AES: a question about dual ciphers and security

Question

I have recently learned of dual ciphers, in particular dual ciphers of AES. It seems there are many. Most of my information comes from:(1) Representations and Rijndael Descriptions.

In this paper the authors (which includes one of the designers of AES) discuss $256!$ equivalent ciphers of which $2^{62}$ are useful (4.1 and 4.2).

1. if dual ciphers are equivalent can we assume they are all just as secure?

Another paper (2) In How Many ways Can You Write Rijndael discusses different types of dual ciphers, such as Log Dual Ciphers and Square Dual Ciphers.

2. This paper refers to trivial dual ciphers, could anyone give a simple example using a very basic cipher? I could not understand the explanation in the paper.

In sec. 4 of paper (2) they mention changing the irreducible polynomial (there are 30 with each having 8 square dual ciphers, giving a total of 240 dual ciphers).

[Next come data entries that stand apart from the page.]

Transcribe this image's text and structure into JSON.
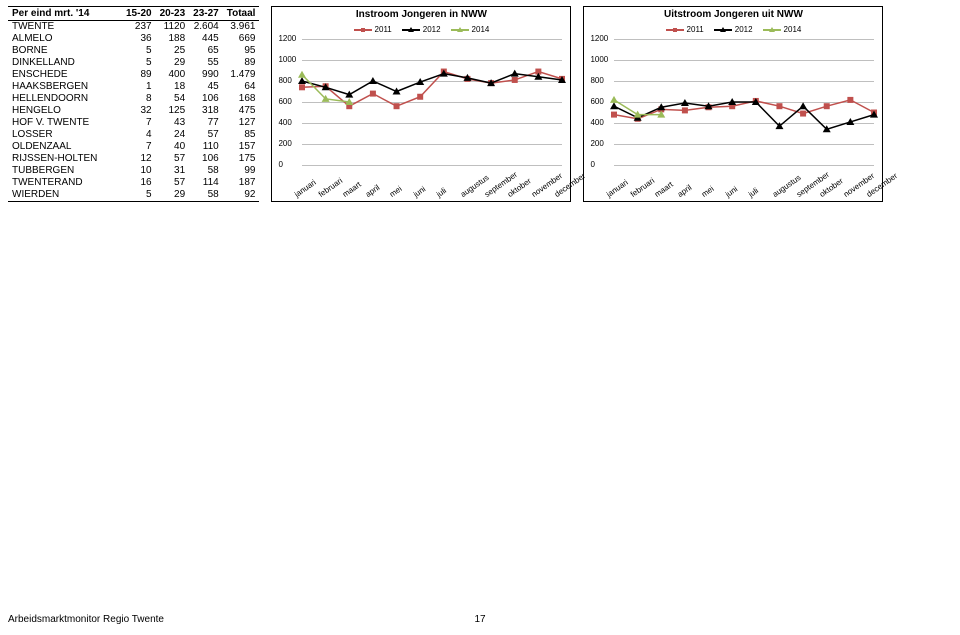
{
  "table": {
    "headers": [
      "Per eind mrt. '14",
      "15-20",
      "20-23",
      "23-27",
      "Totaal"
    ],
    "rows": [
      [
        "TWENTE",
        "237",
        "1120",
        "2.604",
        "3.961"
      ],
      [
        "ALMELO",
        "36",
        "188",
        "445",
        "669"
      ],
      [
        "BORNE",
        "5",
        "25",
        "65",
        "95"
      ],
      [
        "DINKELLAND",
        "5",
        "29",
        "55",
        "89"
      ],
      [
        "ENSCHEDE",
        "89",
        "400",
        "990",
        "1.479"
      ],
      [
        "HAAKSBERGEN",
        "1",
        "18",
        "45",
        "64"
      ],
      [
        "HELLENDOORN",
        "8",
        "54",
        "106",
        "168"
      ],
      [
        "HENGELO",
        "32",
        "125",
        "318",
        "475"
      ],
      [
        "HOF V. TWENTE",
        "7",
        "43",
        "77",
        "127"
      ],
      [
        "LOSSER",
        "4",
        "24",
        "57",
        "85"
      ],
      [
        "OLDENZAAL",
        "7",
        "40",
        "110",
        "157"
      ],
      [
        "RIJSSEN-HOLTEN",
        "12",
        "57",
        "106",
        "175"
      ],
      [
        "TUBBERGEN",
        "10",
        "31",
        "58",
        "99"
      ],
      [
        "TWENTERAND",
        "16",
        "57",
        "114",
        "187"
      ],
      [
        "WIERDEN",
        "5",
        "29",
        "58",
        "92"
      ]
    ]
  },
  "months": [
    "januari",
    "februari",
    "maart",
    "april",
    "mei",
    "juni",
    "juli",
    "augustus",
    "september",
    "oktober",
    "november",
    "december"
  ],
  "chart_common": {
    "ylim": [
      0,
      1200
    ],
    "ytick_step": 200,
    "grid_color": "#bfbfbf",
    "background_color": "#ffffff",
    "legend": [
      {
        "label": "2011",
        "color": "#c0504d",
        "marker": "square"
      },
      {
        "label": "2012",
        "color": "#000000",
        "marker": "triangle"
      },
      {
        "label": "2014",
        "color": "#9bbb59",
        "marker": "triangle"
      }
    ],
    "fontsize_title": 10,
    "fontsize_axis": 8
  },
  "chart_left": {
    "title": "Instroom Jongeren in NWW",
    "series": {
      "2011": [
        740,
        750,
        560,
        680,
        560,
        650,
        890,
        820,
        780,
        810,
        890,
        820
      ],
      "2012": [
        800,
        740,
        670,
        800,
        700,
        790,
        870,
        830,
        780,
        870,
        840,
        810
      ],
      "2014": [
        860,
        630,
        600
      ]
    }
  },
  "chart_right": {
    "title": "Uitstroom Jongeren uit NWW",
    "series": {
      "2011": [
        480,
        440,
        530,
        520,
        550,
        560,
        610,
        560,
        490,
        560,
        620,
        500
      ],
      "2012": [
        560,
        450,
        550,
        590,
        560,
        600,
        600,
        370,
        560,
        340,
        410,
        480
      ],
      "2014": [
        620,
        480,
        480
      ]
    }
  },
  "footer": {
    "text": "Arbeidsmarktmonitor Regio Twente",
    "page": "17"
  },
  "text_color": "#000000"
}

3. If we used a different irreducible polynomial for each round of AES to create a kind of multi-dual cipher (my own term), would that make it harder to cryptanalyse and therefore stronger against DCA and LCA? If so, could we use fewer rounds whilst retaining the same level of security?
4. And, further to 3. above, what if each round's irreducible polynomial were chosen at random and were changed for each full encryption? Again, would this allow for fewer rounds whilst retaining the same level (or at least adequate) security?

I understand that a so-called multi-dual cipher may have huge implementation problems and may slow the cipher considerably, but I am thinking purely in terms of security, i.e. resistance to analyse.

Answer 1

1. Are dual ciphers just as secure? Yes.

   The definition is:

   Two ciphers $E$ and $E'$ are called dual ciphers if they are isomorphic, i.e., if there exist invertible transformations $f(\cdot)$, $g(\cdot)$, $h(\cdot)$ such that $$\forall P, K \quad f(E_K(P)) = E'_{g(K)}(h(P)).$$

   Note that $f$, $g$, and $h$ are independent of the key and plaintext. If you had a random algorithm $\mathcal A(F)$ that can distinguish $P \mapsto E_K(P)$ from $P \mapsto U$ for uniform random $K$ and $U$ with some probability $p$, then the algorithm $\mathcal A'(F) = \mathcal A(P \mapsto f^{-1}(F(P)))$ distinguishes $P \mapsto f(E_K(P))$ from $P \mapsto U$ for uniform random $K$ and $U$ with the same probability $p$ and negligible additional cost, to evaluate $f^{-1}$.

2. The ciphers $E = \operatorname{AES}$ and $E' = \operatorname{AES}$ are trivially self-dual with $f(C) = C$, $g(K) = K$, and $h(P) = P$ for all $C, K, P$. Proof is left as an exercise for the reader. (Hint: It's trivial.)

3. Using a different representation for $\operatorname{GF}(2^8)$ in each round wouldn't substantively change the cipher. The algebraic structure would remain identical, but you would have a different S-box in each round.

   This would probably only make the crypto more expensive for the legitimate users without imposing any real hurdles on attackers—in fact, it would likely make the attacker's job easier by making implementations more likely to be vulnerable to timing side channel attacks.

4. Now you need to define a pseudorandom generator of irreducible degree-8 polynomials over $\mathbb Z/2\mathbb Z$, and somehow make it independent of everything else in the cipher that uses the same key. If you're lucky, that might make it harder to attack, at high cost to a cipher that's already painfully slow in software—and probably even make it significantly costlier in hardware.

   However, your job, as an aspiring cryptographer, is not to flail around proposing tweaks that might turn out to add security if you're lucky. Your job is to demonstrate that the changes thwart all existing techniques for cryptanalysis more thoroughly than the simpler approach taken by AES.

   Consider starting with smaller, simpler tweaks to AES. There's an entire book on the design and implementation of Rijndael by the authors, in addition to stacks of literature. What small tweaks to the design space documented in it can you break or prove resistant to existing cryptanalysis techniques?

   As poncho noted in a comment, the easiest way to make AES stronger is to add more rounds. If your tweak expands the security margin, is its expansion of the security margin greater than that of just adding more rounds? Is it cheaper than just adding more rounds?